Jacob Cohen:Il y a un non-dit – parmi d’autres –  au Maroc qui concerne les relations entre les communautés juive et musulmane. Au moment de l’indépendance du Maroc, on pouvait estimer le nombre des juifs à environ 350 000 (l’état civil n’était pas obligatoire même pendant le protectorat, et peu de juifs s’y inscrivaient). L’écrasante majorité d’entre eux n’avaient que la nationalité marocaine. Une aubaine pour le Mossad et l’Agence juive dont des milliers d’agents sillonnaient les mellahs pour envoyer les juifs en Israël. C’est Hassan 2 qui leur ouvrira grandes les portes de l’émigration en 1961 et près de la moitié des juifs ont succombé à la propagande sioniste. Restait l’autre moitié, plutôt instruite et occupant des fonctions importantes dans le pays. Mais le parti de l’Istiqlal, nationaliste et judéophobe, militait en douce pour le départ de tous les juifs. C’est dans cette atmosphère que l’hémorragie juive a commencé pour ne laisser qu’une infime minorité aujourd’hui. Le non-dit consistait à ne jamais aborder les vraies raisons qui avaient poussé 99,5% des juifs marocains à s’expatrier, et à glorifier la coexistence séculaire entre juifs et musulmans. Une anecdote : Il y a 4/5 ans, j’avais donné une conférence à Rabat et l’ancien premier ministre du PJD Benkirane avait organisé un dîner avec quelques militants. Et un moment il m’a demandé : « Jacob ! Mais pourquoi les juifs sont partis ? Pour quelle raison ? »  Comment résoudre la contradiction entre une coexistence merveilleuse et le départ de quasiment toute la communauté juive ? Ceci pour répondre à votre question : Il n’y aura pas de retour massif des juifs qui ont quitté le Maroc. Pour les 2e et 3e générations c’est de l’histoire ancienne.

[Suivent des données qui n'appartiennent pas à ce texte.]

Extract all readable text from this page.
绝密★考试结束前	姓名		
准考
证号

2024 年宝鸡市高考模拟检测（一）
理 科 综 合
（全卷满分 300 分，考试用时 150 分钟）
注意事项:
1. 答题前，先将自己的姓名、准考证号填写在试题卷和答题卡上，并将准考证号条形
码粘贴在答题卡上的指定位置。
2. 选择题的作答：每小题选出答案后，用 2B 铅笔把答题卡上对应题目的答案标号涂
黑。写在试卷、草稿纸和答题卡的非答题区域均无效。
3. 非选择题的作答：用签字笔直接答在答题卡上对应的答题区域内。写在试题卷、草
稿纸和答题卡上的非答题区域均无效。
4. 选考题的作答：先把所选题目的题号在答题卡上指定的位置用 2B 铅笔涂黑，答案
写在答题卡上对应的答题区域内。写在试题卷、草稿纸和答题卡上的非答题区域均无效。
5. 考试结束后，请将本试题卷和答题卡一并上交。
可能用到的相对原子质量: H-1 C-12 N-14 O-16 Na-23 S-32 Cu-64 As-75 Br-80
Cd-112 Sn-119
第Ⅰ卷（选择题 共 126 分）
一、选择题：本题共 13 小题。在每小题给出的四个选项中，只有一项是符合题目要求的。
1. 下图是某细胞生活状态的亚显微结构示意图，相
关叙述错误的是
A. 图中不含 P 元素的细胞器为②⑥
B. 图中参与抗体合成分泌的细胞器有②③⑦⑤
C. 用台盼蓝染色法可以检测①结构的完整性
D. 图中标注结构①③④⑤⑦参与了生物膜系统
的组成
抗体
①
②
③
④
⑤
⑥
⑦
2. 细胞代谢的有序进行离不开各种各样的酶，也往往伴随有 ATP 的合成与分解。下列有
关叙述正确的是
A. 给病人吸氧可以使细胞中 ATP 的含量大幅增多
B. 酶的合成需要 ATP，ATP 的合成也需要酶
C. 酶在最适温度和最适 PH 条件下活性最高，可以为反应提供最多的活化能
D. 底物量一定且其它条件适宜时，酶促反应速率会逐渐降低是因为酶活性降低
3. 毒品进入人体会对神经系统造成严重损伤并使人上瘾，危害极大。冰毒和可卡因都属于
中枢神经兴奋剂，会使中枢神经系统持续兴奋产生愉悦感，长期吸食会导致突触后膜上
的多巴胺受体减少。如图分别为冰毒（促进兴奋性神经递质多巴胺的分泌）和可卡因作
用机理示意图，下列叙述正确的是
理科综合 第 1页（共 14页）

Les juifs d’origine marocaine qui veulent fuir l’enfer sioniste, il y en a dans ma famille, ont cherché à obtenir, avec succès, des passeports espagnol ou portugais. L’excitation actuelle au Maroc autour de ce retour, fait partie de cette illusion qui justifierait a posteriori toutes les concessions faites à Israël au nom de cette prétendue fraternité séculaire.

 Algérie 54:L’Algérie fait face ces derniers jours à une campagne menée par l’Etat profond français pour l’abrogation des accords d’immigration signés en décembre 1968 avec Alger. Est-ce une pression sur l’Algérie pour reconduire l’accord d’association avec l’Union Européenne, sachant que l’Algérie est déterminée à rejoindre le BRICS, pour conforter sa position de pays non-aligné, indépendant de la confrontation des axes?

Jacob Cohen:Les hauts et les bas dans les relations entre la France et l’Algérie s’expliquent d’un côté par l’importance de cette dernière en matière énergétique et par sa position géostratégique, et d’un autre côté par l’obsession d’amoindrir son indépendance et de restreindre son influence. C’est presque de bonne guerre dans les relations internationales lorsqu’un pays tente de secouer le joug de l’impérialisme. Mais ce qui a marché pendant des décennies semble de moins en moins fonctionner. Le renforcement des BRICS et leur élargissement en sont l’illustration. Il y aura cependant d’autres soubresauts. L’empire agonisant ne lâchera pas facilement prise.